Evet, tembelliğinizi söyleyin de sırrınızı anlayayım, tembelliğinizin derecesini bileyim.
Şüphe yok her dil, gönüle perdedir. Perde deprendi mi sırlara erilir.
Kebap olmuş bir et parçası kadar küçücük bir perde yüzlerce güneşi örter.
Hattâ söz, yalan bile olsa sözdeki koku, onun doğru, yahut yalan olduğunu haber verir.
Çayırlıktan, çimenlikten gelen yel, külhandan esip gelen yelden farkedilir.
Doğru sözle ahmağı aldatan yalan misk ve sarımsak kokusu gibi nefesten anlaşılır.
İkili oynayan münafık dostunu, münafıklığından anlamıyorsan ondan gelen pis kokudan anla.
Puştların nârasiyle babayiğit erlerin narası, tilkiyle aslanın sesi gibi farkedilir.
Yahut da dil, tenceresinin kapağına benzer. Oynadı, açıldı mı içinde ne yemek var, anlarsın.
Aklı keskin adam, tencerede tatlı yemek mi var, sirkeli ve ekşi aş mı? Dumanından anlar.
Biri, yeni bir çömlek almak istese alırken çömleğe elini vurdu mu kırıksa derhal anlar, kırığını görür.
Çocukların biri dedi ki: "Ben adamı, sözünden derhal anlarım.
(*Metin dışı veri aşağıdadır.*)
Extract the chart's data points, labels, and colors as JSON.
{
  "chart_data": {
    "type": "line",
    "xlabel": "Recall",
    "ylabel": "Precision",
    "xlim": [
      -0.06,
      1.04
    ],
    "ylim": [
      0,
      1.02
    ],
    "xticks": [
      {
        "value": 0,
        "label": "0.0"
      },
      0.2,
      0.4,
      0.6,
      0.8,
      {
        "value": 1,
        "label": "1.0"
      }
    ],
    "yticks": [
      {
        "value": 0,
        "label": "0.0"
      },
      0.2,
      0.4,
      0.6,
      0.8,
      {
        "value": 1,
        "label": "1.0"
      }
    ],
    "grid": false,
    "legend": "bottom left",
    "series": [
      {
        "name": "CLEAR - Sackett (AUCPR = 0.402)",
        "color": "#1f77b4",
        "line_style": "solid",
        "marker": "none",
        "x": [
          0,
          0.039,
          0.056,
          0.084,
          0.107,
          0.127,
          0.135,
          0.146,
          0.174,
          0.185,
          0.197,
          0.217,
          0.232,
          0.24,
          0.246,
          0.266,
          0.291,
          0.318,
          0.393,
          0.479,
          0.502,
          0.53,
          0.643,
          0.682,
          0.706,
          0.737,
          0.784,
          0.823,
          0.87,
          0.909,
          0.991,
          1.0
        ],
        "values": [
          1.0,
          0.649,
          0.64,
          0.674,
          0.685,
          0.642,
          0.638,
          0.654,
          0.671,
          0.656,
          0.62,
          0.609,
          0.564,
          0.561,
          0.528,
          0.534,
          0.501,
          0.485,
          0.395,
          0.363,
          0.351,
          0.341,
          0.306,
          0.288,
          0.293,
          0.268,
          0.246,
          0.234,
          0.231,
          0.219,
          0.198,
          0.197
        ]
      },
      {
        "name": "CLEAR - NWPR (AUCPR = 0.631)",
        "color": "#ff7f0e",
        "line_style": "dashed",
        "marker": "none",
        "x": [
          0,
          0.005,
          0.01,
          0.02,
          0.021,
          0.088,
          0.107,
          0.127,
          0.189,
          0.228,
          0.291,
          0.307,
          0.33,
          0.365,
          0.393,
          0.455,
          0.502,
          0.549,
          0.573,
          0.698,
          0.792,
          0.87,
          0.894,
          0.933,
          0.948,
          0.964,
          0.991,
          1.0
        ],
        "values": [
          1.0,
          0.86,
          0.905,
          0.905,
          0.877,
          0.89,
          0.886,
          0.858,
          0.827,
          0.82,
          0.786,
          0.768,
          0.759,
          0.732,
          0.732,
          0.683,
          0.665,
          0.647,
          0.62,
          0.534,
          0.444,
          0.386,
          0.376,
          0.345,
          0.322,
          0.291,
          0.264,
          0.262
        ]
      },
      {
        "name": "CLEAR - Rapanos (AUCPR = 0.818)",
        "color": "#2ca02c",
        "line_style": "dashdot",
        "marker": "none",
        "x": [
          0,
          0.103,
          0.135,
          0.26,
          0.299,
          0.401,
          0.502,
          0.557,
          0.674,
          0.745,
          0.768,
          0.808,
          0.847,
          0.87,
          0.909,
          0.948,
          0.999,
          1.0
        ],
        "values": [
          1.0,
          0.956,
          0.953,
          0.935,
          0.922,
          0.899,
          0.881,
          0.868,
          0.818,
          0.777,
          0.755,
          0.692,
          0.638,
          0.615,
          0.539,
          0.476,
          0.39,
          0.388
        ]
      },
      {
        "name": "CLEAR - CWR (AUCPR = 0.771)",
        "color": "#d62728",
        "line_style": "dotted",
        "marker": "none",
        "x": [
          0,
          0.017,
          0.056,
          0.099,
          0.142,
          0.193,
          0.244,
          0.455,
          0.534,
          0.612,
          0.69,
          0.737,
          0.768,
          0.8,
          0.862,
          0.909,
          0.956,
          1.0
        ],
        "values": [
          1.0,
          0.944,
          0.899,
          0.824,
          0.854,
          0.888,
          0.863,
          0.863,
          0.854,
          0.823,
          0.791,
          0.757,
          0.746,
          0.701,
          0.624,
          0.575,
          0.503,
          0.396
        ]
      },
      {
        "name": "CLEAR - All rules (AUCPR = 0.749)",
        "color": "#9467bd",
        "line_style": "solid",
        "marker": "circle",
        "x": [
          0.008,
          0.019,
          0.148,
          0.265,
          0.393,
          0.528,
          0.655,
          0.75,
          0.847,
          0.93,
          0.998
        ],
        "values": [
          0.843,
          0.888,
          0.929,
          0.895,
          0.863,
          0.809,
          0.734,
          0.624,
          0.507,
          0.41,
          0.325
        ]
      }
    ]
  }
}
Söz söylemezse üç gün içinde yine ne haldedir, nasıl adamdır? Anlar, bilirim."
Öbürü, "Söylerse anlarım, söylemezse onu söz söylemeye mecbur eder, sıkıştırırın" dedi.
Kadı dedi ki: Ya o bu hileyi duymuşsa. Ağzını kapar, susar, hiç söz söylemez.
Hani ananın biri, çocuğuna dedi ki: "Geceleyin sana bir hayal görünürse,
Mezarlıkta, yahut korkulu bir yerde kin güden kapkara bir hayal görürsen.
Gönlünü sağlam tut, üstüne saldır. Derhal senden yüz çevirir."
Çocuk dedi ki: "Bu deve benzeyen hayale de anası, bu sözü söylemişse,
Ben ona saldırdım mı o da benim boynuma sarılır, anasının emrini tutar. O vakit ben ne yaparım?
Sen 'Çevik dur, korkma!' diyorsun. O çirkin hayalin de bir anası vardır elbet."
Şeytana da akıl öğreten tek birisi, insana da. Kuvveti, kudreti olmasa bile düşmana üst gelen, O'nun lûtfiyle üst gelir.
O Halîm (Allah) nerdeyse Tanrı hakkiyçin, Tanrı hakkiyçin sen de o yana yürü, o tarafta ol.
Kadı dedi ki: "Hile yapar, söz söylemezse, o er, senin hileni anlarsa...
Sırrını nasıl öğrenirsin? Doğru söyle." Çocuk: "Onun önünde susar, otururum.
Çıkacağım yere sabrı merdiven yapar, 'Sabır ferahlığın anahtarıdır' sırrına ererim.
Fakat huzurunda otururken bu âlemin neşe ve gamına ait olmıyan bir söz, gönlümden coşuverirse.
Artık bilirim ki Yemen ülkesine Süheyl yıldızını yolladığı gibi bu sözü de bana veren odur.
Gönlümden kopup gelen o söz, o taraftan gelmededir. Çünkü, gönülden gönüle pencere vardır."